On July 10th, RamNode conducted an emergency reboot of node "NLCVZE5-1". The node contains cp1 which hosts Varnish for European, Africa and Asian users as well as NFS for static.miraheze.org. The incident started at 22:24 UTC (July 10th) and resolved at 05:26 (July 11th). There was no aggrevation of the incident or outage by human interactions (John's reboot at 22:24) as the incident had began affecting puppet and basic Debian systems prior to that, John's reboot brought the service down through human interaction rather than unknown upstream action.
- 22:24: John: !log rebooting cp1, NFS will have to manage after
- 22:25: cp1: server goes down, doesn't boot and fails to respond to pings.
- 22:27: John: notices cp1 hasn't booted and no status is viewable from RamNode's control panel.
- 22:30: John: realises the whole node is down and the incident isn't contained to Miraheze.
- 22:38: Southparkfan: brings site up through nginx config changes and disables puppet.
- 22:43: John: mw2 is rebooted.
- 22:46: Southparkfan: manually and forcefully kill mounts to cp1.
- 22:55: John: disable uploads globally.
- 22:55: RamNode: responded to ticket with information that the node has been rebooted in an emergency action.
- 01:04: staffing: operations coverage ends, strictly no deploys and changes is enforced
- 03:04: cp1: comes back online after RamNode finish rebooting and fsck.
- 05:24: John: remount static on mw1.
- 05:26: John: remount static on mw2.
Quick facts[edit source]
- NFS is not HA-friendly.
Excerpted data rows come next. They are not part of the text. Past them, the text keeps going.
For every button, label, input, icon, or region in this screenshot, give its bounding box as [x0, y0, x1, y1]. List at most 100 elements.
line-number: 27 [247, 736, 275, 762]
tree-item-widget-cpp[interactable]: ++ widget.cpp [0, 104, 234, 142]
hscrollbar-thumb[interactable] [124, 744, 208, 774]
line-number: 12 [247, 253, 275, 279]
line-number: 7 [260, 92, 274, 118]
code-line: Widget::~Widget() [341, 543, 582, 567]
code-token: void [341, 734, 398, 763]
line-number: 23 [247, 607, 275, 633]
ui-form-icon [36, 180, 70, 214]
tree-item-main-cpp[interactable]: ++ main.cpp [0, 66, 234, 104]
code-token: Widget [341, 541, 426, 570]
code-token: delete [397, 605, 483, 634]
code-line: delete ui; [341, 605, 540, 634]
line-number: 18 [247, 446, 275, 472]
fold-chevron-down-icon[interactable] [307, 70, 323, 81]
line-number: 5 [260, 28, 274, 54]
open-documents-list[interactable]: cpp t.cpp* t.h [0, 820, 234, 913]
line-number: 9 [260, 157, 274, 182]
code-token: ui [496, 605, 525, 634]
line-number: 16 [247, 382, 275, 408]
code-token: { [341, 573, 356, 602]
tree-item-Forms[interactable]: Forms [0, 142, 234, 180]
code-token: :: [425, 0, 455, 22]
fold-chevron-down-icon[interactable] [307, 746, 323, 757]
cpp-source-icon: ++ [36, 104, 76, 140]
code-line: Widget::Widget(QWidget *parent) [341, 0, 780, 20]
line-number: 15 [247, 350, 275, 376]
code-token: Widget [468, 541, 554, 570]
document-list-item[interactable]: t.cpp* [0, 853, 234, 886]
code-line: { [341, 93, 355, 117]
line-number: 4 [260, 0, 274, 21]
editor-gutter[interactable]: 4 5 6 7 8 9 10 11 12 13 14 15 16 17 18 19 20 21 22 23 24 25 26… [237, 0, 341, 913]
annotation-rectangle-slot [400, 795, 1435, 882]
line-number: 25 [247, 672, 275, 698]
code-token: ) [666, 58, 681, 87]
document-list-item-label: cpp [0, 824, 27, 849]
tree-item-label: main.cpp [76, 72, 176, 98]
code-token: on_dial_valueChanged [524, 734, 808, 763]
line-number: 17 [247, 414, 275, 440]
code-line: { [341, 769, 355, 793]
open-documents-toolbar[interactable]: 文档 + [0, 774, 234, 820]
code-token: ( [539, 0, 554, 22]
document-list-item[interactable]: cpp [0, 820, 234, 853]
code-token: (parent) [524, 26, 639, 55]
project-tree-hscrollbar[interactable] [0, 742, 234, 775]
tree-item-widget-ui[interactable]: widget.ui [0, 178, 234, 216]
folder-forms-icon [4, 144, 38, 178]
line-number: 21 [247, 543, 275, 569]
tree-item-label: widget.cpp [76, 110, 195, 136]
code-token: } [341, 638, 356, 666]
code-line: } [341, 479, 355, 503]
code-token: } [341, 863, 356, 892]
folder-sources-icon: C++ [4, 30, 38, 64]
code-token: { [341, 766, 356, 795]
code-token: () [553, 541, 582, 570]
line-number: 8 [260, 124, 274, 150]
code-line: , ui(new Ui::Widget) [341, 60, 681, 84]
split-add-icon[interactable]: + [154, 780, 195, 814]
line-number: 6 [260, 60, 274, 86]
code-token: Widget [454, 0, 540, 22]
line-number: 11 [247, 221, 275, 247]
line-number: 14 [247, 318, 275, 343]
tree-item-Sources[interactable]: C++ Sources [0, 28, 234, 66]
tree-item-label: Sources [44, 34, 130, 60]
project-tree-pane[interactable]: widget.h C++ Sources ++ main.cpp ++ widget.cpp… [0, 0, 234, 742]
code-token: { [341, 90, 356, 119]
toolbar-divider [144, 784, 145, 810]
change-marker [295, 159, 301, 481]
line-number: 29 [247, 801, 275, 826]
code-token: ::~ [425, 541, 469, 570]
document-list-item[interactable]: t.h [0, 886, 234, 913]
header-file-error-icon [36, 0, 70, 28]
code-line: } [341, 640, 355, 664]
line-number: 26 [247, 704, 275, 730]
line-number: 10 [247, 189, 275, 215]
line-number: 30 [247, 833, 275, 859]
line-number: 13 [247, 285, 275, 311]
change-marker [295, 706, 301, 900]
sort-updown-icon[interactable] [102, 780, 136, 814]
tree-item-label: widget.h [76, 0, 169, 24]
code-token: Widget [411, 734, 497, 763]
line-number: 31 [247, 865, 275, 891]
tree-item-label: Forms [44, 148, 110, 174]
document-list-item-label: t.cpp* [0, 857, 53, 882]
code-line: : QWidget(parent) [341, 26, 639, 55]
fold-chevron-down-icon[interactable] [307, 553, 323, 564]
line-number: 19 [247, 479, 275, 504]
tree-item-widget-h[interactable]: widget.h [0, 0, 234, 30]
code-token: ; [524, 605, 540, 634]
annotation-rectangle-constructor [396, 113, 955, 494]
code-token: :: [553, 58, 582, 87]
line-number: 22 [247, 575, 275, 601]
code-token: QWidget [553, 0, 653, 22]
This is known, this is bad.
- cp1 is mostly a throw-away server as it hosts Varnish, except NFS makes it a critical service, this is bad.
- NFS is easy to failover to an old backup in Bacula if necessary.
- The incident was not caused by Miraheze and was not preventable by Miraheze.
- John's reboot may not have been the best action but brought the situation under our own terms in knowing and handling.
- T471: Document and Evaluate NFS failover terms
- Who responded to this incident? John, Southparkfan.
- What services were affected? cp1 (NFS), mw1/mw2 (MediaWiki serving).
- Who, therefore, needs to review this report? John (misc. operations stuff)
- Timestamp: 00:09, 11 July 2016 (UTC)